Management expects the cost of debt to be 2.6% in 2016 (from 3.2% in 2014) and to further reduce thereafter, thanks to cost optimisation initiatives. We also see a moderate room for cost of debt reduction, due to the approaching maturity of some expensive bonds. The average debt maturity is expected to remain five years, with around two-thirds of total debt at fixed rate. The bondholders consent solicitation is a condition precedent for the transaction, while we do not foresee problems in obtaining the waiver from the banks.

Improving Tax Environment

The fiscal environment in Italy is improving, as demonstrated by the abolition of the Robin Tax in 2015 and the reduction of corporate tax rate by 3.5pp in 2017 foreseen by the 2016 Stability Law. We notice that for an Italian regulated utility the tax rate on EBT (excluding Imposta Regionale sulle Attivita Produttive) is expected to reduce from 38% (27.5% + 10.5% Robin Tax) in 2013 to 24% in 2017, with a meaningful benefit for cash flow generation.

KEY ASSUMPTIONS

Fitch's key assumptions within the rating case for Snam include:

- Regulatory changes for the next period for transport mainly related to the reduction of the time lag for capex recognition into the RAB

- Broadly stable controllable fixed costs

- RAB standing at around EUR20bn after the reduction of the time lag, with associates representing additional EUR2bn

- Average annual capex slightly lower than EUR900m in 2016-20, representing around 40-45% of the EBITDA

- Additional investments of EUR0.7bn across 2017-2020, with limited contribution to the FFO, to reflect the strategic interest for interconnection projects across Europe

- Reduction of tax rate to 24% from 2017 (from 27.5%)
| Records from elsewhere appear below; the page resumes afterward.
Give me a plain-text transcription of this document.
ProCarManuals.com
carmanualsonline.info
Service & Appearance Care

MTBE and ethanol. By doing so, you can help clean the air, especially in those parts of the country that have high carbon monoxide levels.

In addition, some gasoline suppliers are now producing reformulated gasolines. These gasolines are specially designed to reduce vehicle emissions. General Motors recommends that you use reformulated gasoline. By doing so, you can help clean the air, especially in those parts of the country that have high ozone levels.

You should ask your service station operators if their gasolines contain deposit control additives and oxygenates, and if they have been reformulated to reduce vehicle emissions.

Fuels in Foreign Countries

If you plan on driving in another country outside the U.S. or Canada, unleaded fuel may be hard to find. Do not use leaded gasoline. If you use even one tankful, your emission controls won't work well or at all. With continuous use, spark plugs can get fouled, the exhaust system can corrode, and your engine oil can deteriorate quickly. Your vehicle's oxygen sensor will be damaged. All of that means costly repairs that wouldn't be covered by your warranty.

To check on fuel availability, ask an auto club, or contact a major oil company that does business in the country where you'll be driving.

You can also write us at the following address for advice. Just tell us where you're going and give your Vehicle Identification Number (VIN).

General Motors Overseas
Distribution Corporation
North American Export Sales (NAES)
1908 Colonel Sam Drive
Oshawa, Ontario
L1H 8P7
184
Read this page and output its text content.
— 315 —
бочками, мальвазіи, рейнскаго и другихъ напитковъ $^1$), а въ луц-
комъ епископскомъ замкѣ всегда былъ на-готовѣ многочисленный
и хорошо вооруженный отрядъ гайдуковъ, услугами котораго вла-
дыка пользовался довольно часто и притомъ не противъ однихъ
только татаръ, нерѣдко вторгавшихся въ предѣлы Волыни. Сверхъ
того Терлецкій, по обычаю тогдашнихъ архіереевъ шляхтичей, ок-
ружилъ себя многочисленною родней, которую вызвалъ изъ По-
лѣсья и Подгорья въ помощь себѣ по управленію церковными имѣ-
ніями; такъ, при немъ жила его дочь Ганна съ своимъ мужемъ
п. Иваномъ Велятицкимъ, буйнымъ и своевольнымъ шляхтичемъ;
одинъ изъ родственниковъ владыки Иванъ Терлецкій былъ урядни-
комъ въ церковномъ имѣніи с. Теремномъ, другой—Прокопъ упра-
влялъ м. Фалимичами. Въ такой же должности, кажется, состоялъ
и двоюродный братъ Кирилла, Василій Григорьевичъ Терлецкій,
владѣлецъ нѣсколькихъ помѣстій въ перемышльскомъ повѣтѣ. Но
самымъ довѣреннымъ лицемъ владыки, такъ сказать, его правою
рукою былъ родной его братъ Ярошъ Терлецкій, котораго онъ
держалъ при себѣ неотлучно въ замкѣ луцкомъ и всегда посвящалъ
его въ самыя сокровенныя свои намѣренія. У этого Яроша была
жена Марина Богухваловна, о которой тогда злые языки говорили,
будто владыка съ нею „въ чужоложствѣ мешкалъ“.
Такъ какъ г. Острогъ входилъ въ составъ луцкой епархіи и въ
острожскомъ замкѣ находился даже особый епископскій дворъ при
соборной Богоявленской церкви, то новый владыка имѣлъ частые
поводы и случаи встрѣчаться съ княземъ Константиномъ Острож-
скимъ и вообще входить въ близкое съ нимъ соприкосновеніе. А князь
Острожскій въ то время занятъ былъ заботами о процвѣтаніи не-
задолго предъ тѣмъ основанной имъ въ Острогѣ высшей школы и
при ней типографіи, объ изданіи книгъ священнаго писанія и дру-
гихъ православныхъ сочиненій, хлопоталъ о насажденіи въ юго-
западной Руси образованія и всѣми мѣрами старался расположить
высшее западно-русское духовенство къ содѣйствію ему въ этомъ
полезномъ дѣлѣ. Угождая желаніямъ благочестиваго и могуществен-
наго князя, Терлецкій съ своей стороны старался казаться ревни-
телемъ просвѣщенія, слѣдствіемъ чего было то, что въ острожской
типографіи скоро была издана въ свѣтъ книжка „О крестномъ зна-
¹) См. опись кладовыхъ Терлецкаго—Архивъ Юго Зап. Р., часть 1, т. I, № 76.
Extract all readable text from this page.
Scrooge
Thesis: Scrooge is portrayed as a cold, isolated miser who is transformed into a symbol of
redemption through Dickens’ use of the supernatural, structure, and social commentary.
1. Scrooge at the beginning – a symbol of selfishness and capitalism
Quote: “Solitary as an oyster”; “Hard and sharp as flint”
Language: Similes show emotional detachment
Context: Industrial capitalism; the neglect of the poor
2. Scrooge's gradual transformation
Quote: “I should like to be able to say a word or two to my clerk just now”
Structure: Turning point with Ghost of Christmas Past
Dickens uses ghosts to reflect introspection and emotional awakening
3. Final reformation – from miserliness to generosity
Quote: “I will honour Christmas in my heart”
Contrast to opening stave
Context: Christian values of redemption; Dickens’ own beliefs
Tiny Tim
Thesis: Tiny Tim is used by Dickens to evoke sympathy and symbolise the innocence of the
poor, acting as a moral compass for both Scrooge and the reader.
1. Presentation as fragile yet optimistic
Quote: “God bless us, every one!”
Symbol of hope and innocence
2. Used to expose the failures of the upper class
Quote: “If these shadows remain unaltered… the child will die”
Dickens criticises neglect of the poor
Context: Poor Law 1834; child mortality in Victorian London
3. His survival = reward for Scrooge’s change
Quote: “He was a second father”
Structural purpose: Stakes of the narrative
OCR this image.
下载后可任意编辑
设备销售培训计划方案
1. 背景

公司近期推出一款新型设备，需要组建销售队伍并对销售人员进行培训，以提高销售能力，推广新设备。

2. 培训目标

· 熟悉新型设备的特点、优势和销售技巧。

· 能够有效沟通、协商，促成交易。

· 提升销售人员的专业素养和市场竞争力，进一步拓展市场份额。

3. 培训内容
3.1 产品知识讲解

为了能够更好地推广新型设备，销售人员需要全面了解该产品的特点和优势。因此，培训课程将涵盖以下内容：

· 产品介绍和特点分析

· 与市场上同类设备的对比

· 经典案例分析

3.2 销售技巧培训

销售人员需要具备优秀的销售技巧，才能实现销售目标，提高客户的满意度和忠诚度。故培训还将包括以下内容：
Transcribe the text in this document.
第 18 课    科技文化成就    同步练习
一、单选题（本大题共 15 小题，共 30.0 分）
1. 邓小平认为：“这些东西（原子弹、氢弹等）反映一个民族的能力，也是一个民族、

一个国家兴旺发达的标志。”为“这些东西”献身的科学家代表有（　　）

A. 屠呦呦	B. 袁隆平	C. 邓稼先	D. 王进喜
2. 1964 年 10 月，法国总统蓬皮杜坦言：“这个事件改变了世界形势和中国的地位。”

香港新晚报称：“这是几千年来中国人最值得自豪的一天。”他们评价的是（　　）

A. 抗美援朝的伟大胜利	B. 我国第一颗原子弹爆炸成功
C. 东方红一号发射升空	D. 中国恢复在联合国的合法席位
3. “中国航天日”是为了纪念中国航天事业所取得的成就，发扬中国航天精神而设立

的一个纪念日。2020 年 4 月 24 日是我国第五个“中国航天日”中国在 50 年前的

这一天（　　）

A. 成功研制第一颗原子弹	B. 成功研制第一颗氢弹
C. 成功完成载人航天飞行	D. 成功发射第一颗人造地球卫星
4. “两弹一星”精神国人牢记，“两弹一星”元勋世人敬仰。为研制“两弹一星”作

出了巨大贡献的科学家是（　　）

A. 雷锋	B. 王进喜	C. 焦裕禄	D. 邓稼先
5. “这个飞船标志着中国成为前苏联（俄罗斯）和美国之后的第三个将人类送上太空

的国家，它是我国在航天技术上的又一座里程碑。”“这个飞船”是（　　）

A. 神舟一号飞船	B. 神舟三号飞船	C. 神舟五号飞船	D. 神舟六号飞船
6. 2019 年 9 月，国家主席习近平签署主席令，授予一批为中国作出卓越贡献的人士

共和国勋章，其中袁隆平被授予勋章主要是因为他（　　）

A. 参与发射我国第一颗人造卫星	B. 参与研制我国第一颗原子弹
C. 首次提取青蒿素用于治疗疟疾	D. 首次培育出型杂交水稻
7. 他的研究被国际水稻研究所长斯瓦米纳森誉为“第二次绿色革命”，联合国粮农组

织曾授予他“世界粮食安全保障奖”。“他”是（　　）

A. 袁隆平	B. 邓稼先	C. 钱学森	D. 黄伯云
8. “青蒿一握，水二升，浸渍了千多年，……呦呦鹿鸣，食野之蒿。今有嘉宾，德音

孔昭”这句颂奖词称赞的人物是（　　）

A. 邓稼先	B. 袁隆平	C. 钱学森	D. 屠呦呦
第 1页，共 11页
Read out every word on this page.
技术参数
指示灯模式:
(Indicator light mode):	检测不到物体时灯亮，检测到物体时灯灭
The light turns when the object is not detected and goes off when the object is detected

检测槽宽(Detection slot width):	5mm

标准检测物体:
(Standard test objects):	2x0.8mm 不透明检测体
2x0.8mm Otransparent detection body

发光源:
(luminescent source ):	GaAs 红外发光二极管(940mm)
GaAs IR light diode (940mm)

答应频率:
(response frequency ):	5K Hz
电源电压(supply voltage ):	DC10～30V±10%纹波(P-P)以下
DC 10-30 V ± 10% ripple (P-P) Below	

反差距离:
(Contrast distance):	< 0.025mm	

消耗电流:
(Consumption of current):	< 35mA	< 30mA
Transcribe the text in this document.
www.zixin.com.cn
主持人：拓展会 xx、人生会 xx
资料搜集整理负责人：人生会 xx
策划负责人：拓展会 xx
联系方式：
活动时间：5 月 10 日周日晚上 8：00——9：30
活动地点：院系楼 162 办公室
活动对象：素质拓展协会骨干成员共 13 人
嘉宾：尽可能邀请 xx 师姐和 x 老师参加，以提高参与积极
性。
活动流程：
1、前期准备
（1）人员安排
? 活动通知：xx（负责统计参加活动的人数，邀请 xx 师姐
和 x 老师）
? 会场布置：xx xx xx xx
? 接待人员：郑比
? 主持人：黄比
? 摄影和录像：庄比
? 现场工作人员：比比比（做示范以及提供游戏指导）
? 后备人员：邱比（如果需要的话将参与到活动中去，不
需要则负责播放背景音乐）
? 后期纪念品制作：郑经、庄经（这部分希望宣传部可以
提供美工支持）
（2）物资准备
- Dividends based on a DPS of EUR0.21 in 2017, with an annual growth of 2.5% thereafter

RATING SENSITIVITIES

Positive: future developments that could lead to positive rating action include:

- FFO net adjusted leverage declining below 6.0x on a sustained basis

Negative: future developments that could lead to negative rating action include:

- Deterioration of FFO net adjusted leverage above 6.7x, FFO interest coverage below 4.0x or net debt/(RAB + associates) approaching 65% over a sustained period, for instance as a result of the regulatory review or higher than expected investments

- Growing exposure to unregulated activities, upward revision to Snam's dividend policy or material debt-funded acquisitions abroad

LIQUIDITY

Fitch assesses Snam's liquidity position as solid. Cash balances are small, but at March 2016 undrawn committed lines amounted to EUR3.95bn, compared with debt maturities of EUR2.3bn and negative free cash flow of around EUR1bn in the last nine months of 2016. Additional debt repayment of EUR2bn is due in 2017. However, with the demerger expected in November 2016 Snam will receive a total amount of cash from Italgas of around EUR3.3bn (net of the transfer of EUR0.4bn EIB facility to Italgas), which could be used to optimise the financial structure, in our view.